JOURNAL ARTICLE

Discovery of Novel Bat Coronaviruses in South China That Use the Same Receptor as Middle East Respiratory Syndrome Coronavirus

Chu-Ming Luo, Ning Wang, Xing-Lou Yang, Hai-Zhou Liu, Wei Zhang, Bei Li, Ben Hu, Cheng Peng, Qi-Bin Geng, Guang-Jian Zhu, Fang Li, Zheng-Li Shi
Journal of Virology 2018 July 1, 92 (13)
29669833
Middle East respiratory syndrome coronavirus (MERS-CoV) has represented a human health threat since 2012. Although several MERS-related CoVs that belong to the same species as MERS-CoV have been identified from bats, they do not use the MERS-CoV receptor, dipeptidyl peptidase 4 (DPP4). Here, we screened 1,059 bat samples from at least 30 bat species collected in different regions in south China and identified 89 strains of lineage C betacoronaviruses, including Tylonycteris pachypus coronavirus HKU4 , Pipistrellus pipistrellus coronavirus HKU5 , and MERS-related CoVs. We sequenced the full-length genomes of two positive samples collected from the great evening bat, Ia io , from Guangdong Province. The two genomes were highly similar and exhibited genomic structures identical to those of other lineage C betacoronaviruses.

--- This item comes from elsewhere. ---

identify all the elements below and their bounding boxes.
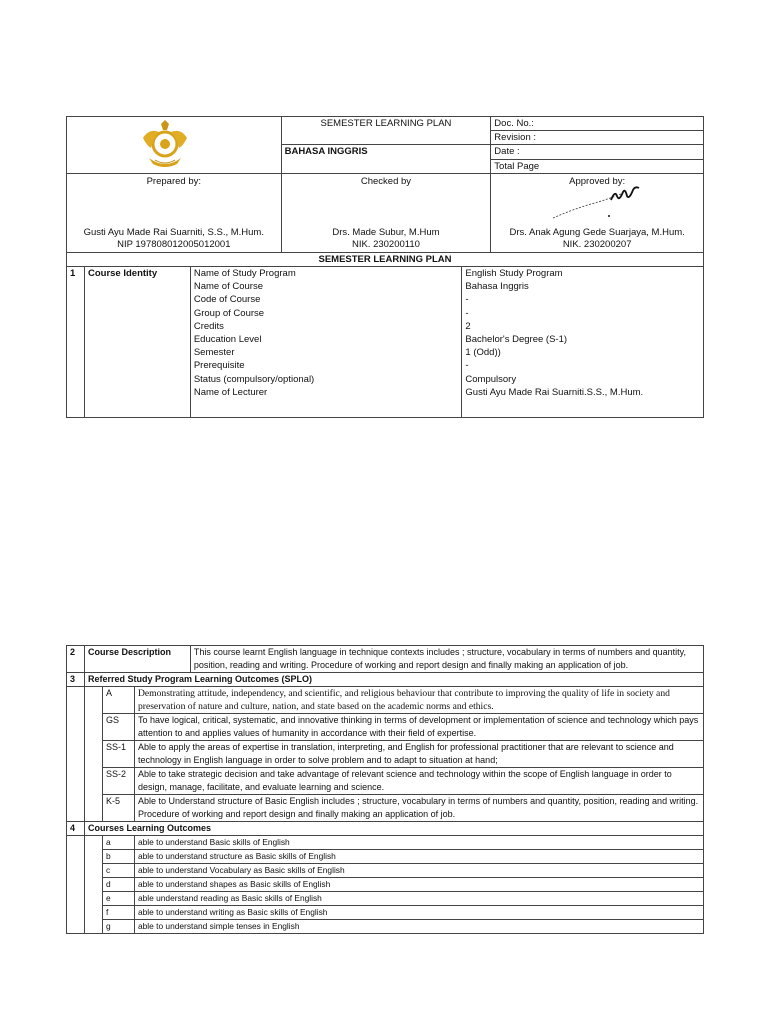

While they exhibited genome-wide nucleotide identities of only 75.3 to 81.2% with other MERS-related CoVs, their gene-coding regions were highly similar to their counterparts, except in the case of the spike proteins. Further protein-protein interaction assays demonstrated that the spike proteins of these MERS-related CoVs bind to the receptor DPP4. Recombination analysis suggested that the newly discovered MERS-related CoVs have acquired their spike genes from a DPP4-recognizing bat coronavirus HKU4. Our study provides further evidence that bats represent the evolutionary origins of MERS-CoV. IMPORTANCE Previous studies suggested that MERS-CoV originated in bats. However, its evolutionary path from bats to humans remains unclear. In this study, we discovered 89 novel lineage C betacoronaviruses in eight bat species. We provide evidence of a MERS-related CoV derived from the great evening bat that uses the same host receptor as human MERS-CoV. This virus also provides evidence for a natural recombination event between the bat MERS-related CoV and another bat coronavirus, HKU4. Our study expands the host ranges of MERS-related CoV and represents an important step toward establishing bats as the natural reservoir of MERS-CoV. These findings may lead to improved epidemiological surveillance of MERS-CoV and the prevention and control of the spread of MERS-CoV to humans.